Jane Austen me hace una gracia continua, y de lo que más cuando en Persuasión constata que «una señorita, sin familia, es la mejor conservadora de muebles del mundo». Naturalmente hay que entenderlo a sensu contrario. Una casa con niños es la abominación de la desolación para los viejos muebles. Y eso que Jane no conoció un confinamiento.

Van cayendo también, como los últimos de Filipinas, los nuevos aparatos informáticos. El homeschooling es una plaga de langostas. Los micrófonos están afónicos, las pantallas titilan, los sistemas operativos renquean, las memorias rebosan y los cargadores se desploman, exhaustos. Nos quejamos de nuestro estrés laboral, pero el de los gadgets debe de ser otra dimensión.

Cada vez quedan menos, cunde la angustia de su escasez y yo me paso el día exigiendo a grito pelado delicadeza y paños calientes. Sin embargo, hace un rato, exasperado por la respiración de tuberculoso de mi ordenador, he decidido reiniciarlo, que es la reparación informática a mi alcance. En el tortuoso proceso, se me ha ocurrido una idea, y he corrido a apuntarla, pero tampoco quedaba en el lapicero ningún bolígrafo (que ésa es otra, miss Austen) y he echado mano de lo único que había: un rotulador.

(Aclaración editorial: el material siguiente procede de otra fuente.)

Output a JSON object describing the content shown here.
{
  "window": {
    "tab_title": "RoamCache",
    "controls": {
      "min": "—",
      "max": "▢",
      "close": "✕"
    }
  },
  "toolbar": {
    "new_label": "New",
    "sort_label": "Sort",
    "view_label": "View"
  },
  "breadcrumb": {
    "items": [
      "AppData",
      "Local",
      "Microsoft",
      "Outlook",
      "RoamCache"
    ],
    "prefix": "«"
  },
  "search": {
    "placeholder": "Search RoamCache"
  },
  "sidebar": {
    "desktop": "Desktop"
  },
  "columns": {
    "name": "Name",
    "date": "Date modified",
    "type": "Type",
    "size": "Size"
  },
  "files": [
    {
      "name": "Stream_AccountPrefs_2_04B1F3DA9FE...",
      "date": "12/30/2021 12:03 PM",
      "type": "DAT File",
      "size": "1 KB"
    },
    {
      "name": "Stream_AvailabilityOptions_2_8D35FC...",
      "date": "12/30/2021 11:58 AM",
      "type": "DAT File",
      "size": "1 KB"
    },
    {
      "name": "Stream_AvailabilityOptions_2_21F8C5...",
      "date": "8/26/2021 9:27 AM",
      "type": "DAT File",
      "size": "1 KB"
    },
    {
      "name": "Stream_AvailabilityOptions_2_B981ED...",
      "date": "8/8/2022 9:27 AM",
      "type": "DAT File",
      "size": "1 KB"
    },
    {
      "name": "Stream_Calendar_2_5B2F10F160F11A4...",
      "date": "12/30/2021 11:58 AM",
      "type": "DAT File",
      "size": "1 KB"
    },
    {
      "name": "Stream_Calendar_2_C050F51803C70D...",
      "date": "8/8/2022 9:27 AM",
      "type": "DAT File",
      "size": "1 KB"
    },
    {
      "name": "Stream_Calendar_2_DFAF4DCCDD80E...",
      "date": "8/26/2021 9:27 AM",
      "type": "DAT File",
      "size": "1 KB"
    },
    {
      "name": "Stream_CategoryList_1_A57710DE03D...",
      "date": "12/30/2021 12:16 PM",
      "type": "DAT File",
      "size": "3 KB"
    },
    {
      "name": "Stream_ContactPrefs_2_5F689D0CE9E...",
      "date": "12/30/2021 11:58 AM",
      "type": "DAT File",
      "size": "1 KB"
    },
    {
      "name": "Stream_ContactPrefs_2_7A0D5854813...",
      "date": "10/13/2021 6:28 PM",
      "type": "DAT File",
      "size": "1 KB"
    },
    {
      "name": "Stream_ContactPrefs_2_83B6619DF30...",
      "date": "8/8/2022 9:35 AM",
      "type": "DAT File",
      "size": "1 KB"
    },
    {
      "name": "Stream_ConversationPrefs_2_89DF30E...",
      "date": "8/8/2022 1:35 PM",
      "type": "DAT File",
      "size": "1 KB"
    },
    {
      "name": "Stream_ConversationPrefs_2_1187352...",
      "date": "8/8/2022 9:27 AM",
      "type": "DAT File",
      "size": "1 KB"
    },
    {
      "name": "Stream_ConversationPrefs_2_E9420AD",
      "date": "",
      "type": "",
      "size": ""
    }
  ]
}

Que era tan potente que traspasaba el papel y podía estar (ay, Jane, Jane) cargándose la mesa de mi despacho, que fue del abuelo de mi mujer. He corrido a escribir sobre la tableta, que ya limpiaría después, si acaso. Dicho y hecho, pero no limpiada, no, que el rotulador era… de tinta permanente. He pintarrajeado de negro eterno la pantalla numantina de uno de nuestros últimos aparatos operativos.

¿Ha sido eso lo peor? Ojalá. Mientras lo frotaba frenéticamente con alcohol (con un alcohol escaso que necesitamos para chorrear las llaves y las suelas de los zapatos cuando llegamos a casa), he caído en la cuenta de lo más humillante de todo. Si esto me lo llega a hacer uno de los niños, hubiese montado en una cólera veterotestamentaria y jupiterina; pero ahí estaba yo, deshaciéndome en autoindulgencia, excusas, empatías y misericordias.

Ahora lo escribo para no olvidarme de juzgar las equivocaciones y torpezas de los demás con la misma equidad flemática con la que pondero, qué le vamos a hacer, las mías. Podría, por supuesto, aplicarme la misma severidad con que condeno a los demás y yo sería igual de equidistante, pero, para ser sinceros, eso ni me sale ni me conviene.